Я закашлялся от своих слов и покраснел от кашля. Он с интересом на меня посмотрел, и мне показалось, что в его глазах мелькнули насмешливые искорки. Хотя, возможно, это просто промелькнули солнечные блики в его очках.
– Ну, если честь государства. Похвально, что у нас есть еще мастера, которые так пекутся о чести страны. Правда, я всегда предполагал, что честь страны – это и есть честь спортсмена.
– Что вы хотите этим сказать? – сквозь зубы процедил я.
Он встал, приблизился к окну и тихо, мягко сказал, так и не обернувшись в мою сторону. Словно в последний раз хотел убедить.
– Ваша мать может умереть в любую минуту.
– Вы не господь Бог, чтобы это знать. Вы всего лишь один из врачей одной из больниц.
– Я очень хороший врач очень хорошей больницы, – так же тихо ответил он, не оборачиваясь, – Но я действительно не господь Бог. Ни я, ни господь здесь не помогут, но единственный шанс на спасение есть.
– Единственный шанс – это не так уж мало. Мы с одним шансом, бывало, выигрывали целые матчи. Шанс, мне кажется, вообще бывает в единственном числе. И в чем он, если не секрет?

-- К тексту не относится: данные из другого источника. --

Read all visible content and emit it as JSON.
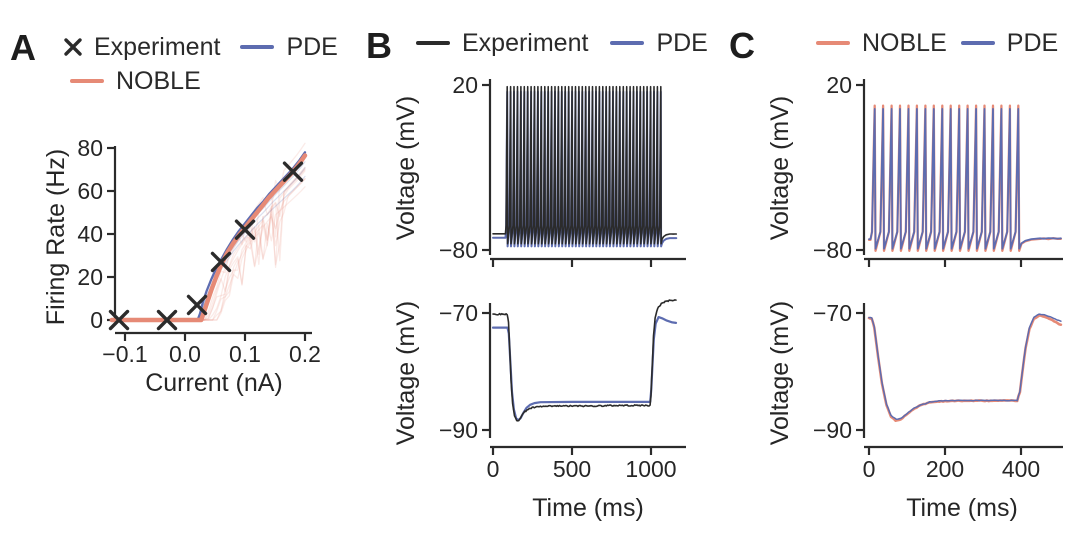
{
  "figure": {
    "colors": {
      "experiment": "#2b2b2b",
      "pde": "#5d6cb0",
      "noble": "#e68a76",
      "axis": "#2b2b2b",
      "text": "#262626"
    },
    "panels": [
      {
        "id": "A",
        "letter": "A",
        "legend_rows": [
          [
            {
              "swatch": "x",
              "color": "experiment",
              "label": "Experiment"
            },
            {
              "swatch": "line",
              "color": "pde",
              "label": "PDE"
            }
          ],
          [
            {
              "swatch": "line",
              "color": "noble",
              "label": "NOBLE"
            }
          ]
        ]
      },
      {
        "id": "B",
        "letter": "B",
        "legend_rows": [
          [
            {
              "swatch": "line",
              "color": "experiment",
              "label": "Experiment"
            },
            {
              "swatch": "line",
              "color": "pde",
              "label": "PDE"
            }
          ]
        ]
      },
      {
        "id": "C",
        "letter": "C",
        "legend_rows": [
          [
            {
              "swatch": "line",
              "color": "noble",
              "label": "NOBLE"
            },
            {
              "swatch": "line",
              "color": "pde",
              "label": "PDE"
            }
          ]
        ]
      }
    ]
  },
  "chart_data": [
    {
      "id": "fi-curve",
      "panel": "A",
      "type": "line",
      "xlabel": "Current (nA)",
      "ylabel": "Firing Rate (Hz)",
      "xlim": [
        -0.125,
        0.21
      ],
      "ylim": [
        0,
        80
      ],
      "xticks": [
        {
          "v": -0.1,
          "label": "−0.1"
        },
        {
          "v": 0.0,
          "label": "0.0"
        },
        {
          "v": 0.1,
          "label": "0.1"
        },
        {
          "v": 0.2,
          "label": "0.2"
        }
      ],
      "yticks": [
        {
          "v": 0,
          "label": "0"
        },
        {
          "v": 20,
          "label": "20"
        },
        {
          "v": 40,
          "label": "40"
        },
        {
          "v": 60,
          "label": "60"
        },
        {
          "v": 80,
          "label": "80"
        }
      ],
      "series": [
        {
          "name": "NOBLE ensemble",
          "role": "ensemble",
          "base": "NOBLE",
          "color": "noble",
          "count": 9,
          "opacity": 0.17,
          "width": 1.3,
          "dip": 0.55,
          "shift_max": 0.034
        },
        {
          "name": "PDE ensemble",
          "role": "ensemble",
          "base": "PDE",
          "color": "pde",
          "count": 3,
          "opacity": 0.22,
          "width": 1.2,
          "dip": 0,
          "shift_max": 0.006
        },
        {
          "name": "PDE",
          "color": "pde",
          "width": 2.3,
          "points": [
            [
              -0.122,
              0
            ],
            [
              -0.05,
              0
            ],
            [
              0.0,
              0
            ],
            [
              0.021,
              0
            ],
            [
              0.025,
              3
            ],
            [
              0.03,
              8.5
            ],
            [
              0.036,
              13.5
            ],
            [
              0.044,
              19
            ],
            [
              0.052,
              24
            ],
            [
              0.06,
              28
            ],
            [
              0.07,
              33
            ],
            [
              0.08,
              37.5
            ],
            [
              0.09,
              41.5
            ],
            [
              0.1,
              45
            ],
            [
              0.11,
              48.5
            ],
            [
              0.12,
              52
            ],
            [
              0.13,
              55
            ],
            [
              0.14,
              58.5
            ],
            [
              0.15,
              61.5
            ],
            [
              0.16,
              64.5
            ],
            [
              0.17,
              67.5
            ],
            [
              0.18,
              70.5
            ],
            [
              0.19,
              74
            ],
            [
              0.2,
              78
            ]
          ]
        },
        {
          "name": "NOBLE",
          "color": "noble",
          "width": 4.5,
          "points": [
            [
              -0.122,
              0
            ],
            [
              -0.05,
              0
            ],
            [
              0.0,
              0
            ],
            [
              0.027,
              0
            ],
            [
              0.032,
              4
            ],
            [
              0.038,
              9
            ],
            [
              0.044,
              14
            ],
            [
              0.052,
              20
            ],
            [
              0.06,
              25.5
            ],
            [
              0.07,
              31
            ],
            [
              0.08,
              35.5
            ],
            [
              0.09,
              39.5
            ],
            [
              0.1,
              43
            ],
            [
              0.11,
              46.5
            ],
            [
              0.12,
              50
            ],
            [
              0.13,
              53.5
            ],
            [
              0.14,
              57
            ],
            [
              0.15,
              60
            ],
            [
              0.16,
              63
            ],
            [
              0.17,
              66
            ],
            [
              0.18,
              69
            ],
            [
              0.19,
              72.5
            ],
            [
              0.2,
              76.5
            ]
          ]
        },
        {
          "name": "Experiment",
          "color": "experiment",
          "marker": "x",
          "size": 8.5,
          "width": 3.4,
          "points": [
            [
              -0.11,
              0
            ],
            [
              -0.03,
              0
            ],
            [
              0.02,
              7
            ],
            [
              0.06,
              27
            ],
            [
              0.1,
              42
            ],
            [
              0.18,
              69
            ]
          ]
        }
      ]
    },
    {
      "id": "spiking-b",
      "panel": "B",
      "type": "line",
      "xlabel": "",
      "ylabel": "Voltage (mV)",
      "xlim": [
        0,
        1185
      ],
      "ylim": [
        -80,
        20
      ],
      "xticks": [
        {
          "v": 0,
          "label": ""
        },
        {
          "v": 500,
          "label": ""
        },
        {
          "v": 1000,
          "label": ""
        }
      ],
      "yticks": [
        {
          "v": 20,
          "label": "20"
        },
        {
          "v": -80,
          "label": "−80"
        }
      ],
      "series": [
        {
          "name": "PDE",
          "color": "pde",
          "width": 2.0,
          "spike_train": {
            "baseline": -72.6,
            "t_start": 90,
            "t_end": 1062,
            "n_spikes": 46,
            "peak": 16,
            "trough": -77.8,
            "threshold": -66,
            "settle": -72.8,
            "t_max": 1160
          }
        },
        {
          "name": "Experiment",
          "color": "experiment",
          "width": 1.6,
          "spike_train": {
            "baseline": -70.2,
            "t_start": 90,
            "t_end": 1062,
            "n_spikes": 46,
            "peak": 19,
            "trough": -76.2,
            "threshold": -65,
            "settle": -70.3,
            "t_max": 1160,
            "wiggle": 0.3
          }
        }
      ]
    },
    {
      "id": "sag-b",
      "panel": "B",
      "type": "line",
      "xlabel": "Time (ms)",
      "ylabel": "Voltage (mV)",
      "xlim": [
        0,
        1185
      ],
      "ylim": [
        -93,
        -66
      ],
      "xticks": [
        {
          "v": 0,
          "label": "0"
        },
        {
          "v": 500,
          "label": "500"
        },
        {
          "v": 1000,
          "label": "1000"
        }
      ],
      "yticks": [
        {
          "v": -70,
          "label": "−70"
        },
        {
          "v": -90,
          "label": "−90"
        }
      ],
      "series": [
        {
          "name": "PDE",
          "color": "pde",
          "width": 2.2,
          "points": [
            [
              0,
              -72.5
            ],
            [
              92,
              -72.5
            ],
            [
              100,
              -73.5
            ],
            [
              110,
              -78.5
            ],
            [
              120,
              -83.5
            ],
            [
              132,
              -86.5
            ],
            [
              146,
              -88.0
            ],
            [
              160,
              -88.3
            ],
            [
              174,
              -88.0
            ],
            [
              192,
              -87.1
            ],
            [
              212,
              -86.2
            ],
            [
              235,
              -85.7
            ],
            [
              262,
              -85.4
            ],
            [
              300,
              -85.25
            ],
            [
              500,
              -85.2
            ],
            [
              800,
              -85.2
            ],
            [
              995,
              -85.2
            ],
            [
              1002,
              -83
            ],
            [
              1010,
              -78.5
            ],
            [
              1018,
              -74.5
            ],
            [
              1030,
              -71.8
            ],
            [
              1048,
              -70.7
            ],
            [
              1070,
              -70.9
            ],
            [
              1100,
              -71.3
            ],
            [
              1135,
              -71.6
            ],
            [
              1158,
              -71.7
            ]
          ]
        },
        {
          "name": "Experiment",
          "color": "experiment",
          "width": 1.6,
          "noise": 0.22,
          "step": 7,
          "points": [
            [
              0,
              -70.2
            ],
            [
              90,
              -70.2
            ],
            [
              98,
              -71.5
            ],
            [
              106,
              -76
            ],
            [
              114,
              -81.5
            ],
            [
              124,
              -85.5
            ],
            [
              136,
              -87.6
            ],
            [
              150,
              -88.4
            ],
            [
              163,
              -88.3
            ],
            [
              178,
              -87.7
            ],
            [
              196,
              -87.0
            ],
            [
              218,
              -86.5
            ],
            [
              248,
              -86.2
            ],
            [
              300,
              -86.0
            ],
            [
              420,
              -85.9
            ],
            [
              600,
              -85.9
            ],
            [
              800,
              -85.8
            ],
            [
              994,
              -85.8
            ],
            [
              1000,
              -84
            ],
            [
              1008,
              -79
            ],
            [
              1016,
              -74
            ],
            [
              1026,
              -70.8
            ],
            [
              1042,
              -69.2
            ],
            [
              1065,
              -68.4
            ],
            [
              1095,
              -68.0
            ],
            [
              1130,
              -67.8
            ],
            [
              1158,
              -67.8
            ]
          ]
        }
      ]
    },
    {
      "id": "spiking-c",
      "panel": "C",
      "type": "line",
      "xlabel": "",
      "ylabel": "Voltage (mV)",
      "xlim": [
        0,
        510
      ],
      "ylim": [
        -80,
        20
      ],
      "xticks": [
        {
          "v": 0,
          "label": ""
        },
        {
          "v": 200,
          "label": ""
        },
        {
          "v": 400,
          "label": ""
        }
      ],
      "yticks": [
        {
          "v": 20,
          "label": "20"
        },
        {
          "v": -80,
          "label": "−80"
        }
      ],
      "series": [
        {
          "name": "NOBLE",
          "color": "noble",
          "width": 2.3,
          "spike_train": {
            "baseline": -73.8,
            "t_start": 15,
            "t_end": 393,
            "n_spikes": 18,
            "peak": 7.5,
            "trough": -80.5,
            "threshold": -69,
            "settle": -73.2,
            "t_max": 505,
            "wiggle": 0.9
          }
        },
        {
          "name": "PDE",
          "color": "pde",
          "width": 1.8,
          "spike_train": {
            "baseline": -73.4,
            "t_start": 15,
            "t_end": 393,
            "n_spikes": 18,
            "peak": 5.5,
            "trough": -79.2,
            "threshold": -69,
            "settle": -72.9,
            "t_max": 505,
            "wiggle": 0.7
          }
        }
      ]
    },
    {
      "id": "sag-c",
      "panel": "C",
      "type": "line",
      "xlabel": "Time (ms)",
      "ylabel": "Voltage (mV)",
      "xlim": [
        0,
        510
      ],
      "ylim": [
        -93,
        -66
      ],
      "xticks": [
        {
          "v": 0,
          "label": "0"
        },
        {
          "v": 200,
          "label": "200"
        },
        {
          "v": 400,
          "label": "400"
        }
      ],
      "yticks": [
        {
          "v": -70,
          "label": "−70"
        },
        {
          "v": -90,
          "label": "−90"
        }
      ],
      "series": [
        {
          "name": "NOBLE",
          "color": "noble",
          "width": 2.6,
          "noise": 0.12,
          "step": 5,
          "points": [
            [
              0,
              -70.9
            ],
            [
              7,
              -70.9
            ],
            [
              14,
              -72.5
            ],
            [
              24,
              -77.5
            ],
            [
              34,
              -82
            ],
            [
              46,
              -85.8
            ],
            [
              58,
              -87.7
            ],
            [
              70,
              -88.4
            ],
            [
              83,
              -88.2
            ],
            [
              98,
              -87.4
            ],
            [
              115,
              -86.5
            ],
            [
              135,
              -85.8
            ],
            [
              158,
              -85.3
            ],
            [
              185,
              -85.1
            ],
            [
              240,
              -85.0
            ],
            [
              320,
              -85.0
            ],
            [
              390,
              -85.0
            ],
            [
              397,
              -83.5
            ],
            [
              404,
              -80
            ],
            [
              412,
              -76
            ],
            [
              422,
              -72.8
            ],
            [
              434,
              -71.0
            ],
            [
              448,
              -70.4
            ],
            [
              462,
              -70.6
            ],
            [
              478,
              -71.1
            ],
            [
              495,
              -71.7
            ],
            [
              505,
              -72.0
            ]
          ]
        },
        {
          "name": "PDE",
          "color": "pde",
          "width": 1.5,
          "noise": 0.1,
          "step": 5,
          "points": [
            [
              0,
              -70.8
            ],
            [
              7,
              -70.8
            ],
            [
              14,
              -72.4
            ],
            [
              24,
              -77.3
            ],
            [
              34,
              -81.8
            ],
            [
              46,
              -85.6
            ],
            [
              58,
              -87.5
            ],
            [
              72,
              -88.2
            ],
            [
              85,
              -88.0
            ],
            [
              100,
              -87.2
            ],
            [
              118,
              -86.3
            ],
            [
              138,
              -85.7
            ],
            [
              160,
              -85.2
            ],
            [
              188,
              -85.0
            ],
            [
              240,
              -84.95
            ],
            [
              320,
              -84.95
            ],
            [
              390,
              -84.95
            ],
            [
              397,
              -83.4
            ],
            [
              404,
              -79.8
            ],
            [
              412,
              -75.8
            ],
            [
              422,
              -72.5
            ],
            [
              434,
              -70.7
            ],
            [
              448,
              -70.2
            ],
            [
              462,
              -70.3
            ],
            [
              478,
              -70.7
            ],
            [
              495,
              -71.2
            ],
            [
              505,
              -71.4
            ]
          ]
        }
      ]
    }
  ]
}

– Не секрет. Это вы, как ни странно. Если вы останетесь… Если вы все-таки останетесь, – уже более чем настойчиво повторил он, так же стоя ко мне спиной, – ваша мать сможет еще пожить. Во всяком случае, на какое-то время вы сможете ей продлить жизнь. Смею вас заверить, у меня большой опыт и не только в медицине. Такое случалось…
– Это более, чем странно, – усмехнулся я. И с некоторым апломбом добавил. – Я всего лишь форвард. И опыта ни в религии, ни в медицине у меня нет. И вряд ли смогу ей помочь, сидя у больничной койки, от жалости сжимая руку. Помочь – это ваш долг и обязанность.
– Мне очень, очень жаль, что я уже ничем не могу помочь вашей…
Последнее слово я не услышал. Поскольку поспешно покинул кабинет.
Я сидел у постели матери, взяв ее за тонкую руку. Ее волосы, красивые, пышные, были разбросаны по подушке, которая пахла хлоркой. Ее глаза, огромные, голубые, по-детски смотрели на меня, словно о чем-то хотели спросить. Или попросить. Но я не спросил о чем, поскольку сам всегда просил у нее.
– Ты прекрасно выглядишь, мама, – сказал я то, что и положено говорить у постели больного.
Впрочем, я почти не лгал. Она не была похожа на умирающую. Разве лицо чуть бледнее обычного. А, возможно, это тусклая лампа на больничной тумбочке придавала вполне благородную бледность ее утонченному лицу.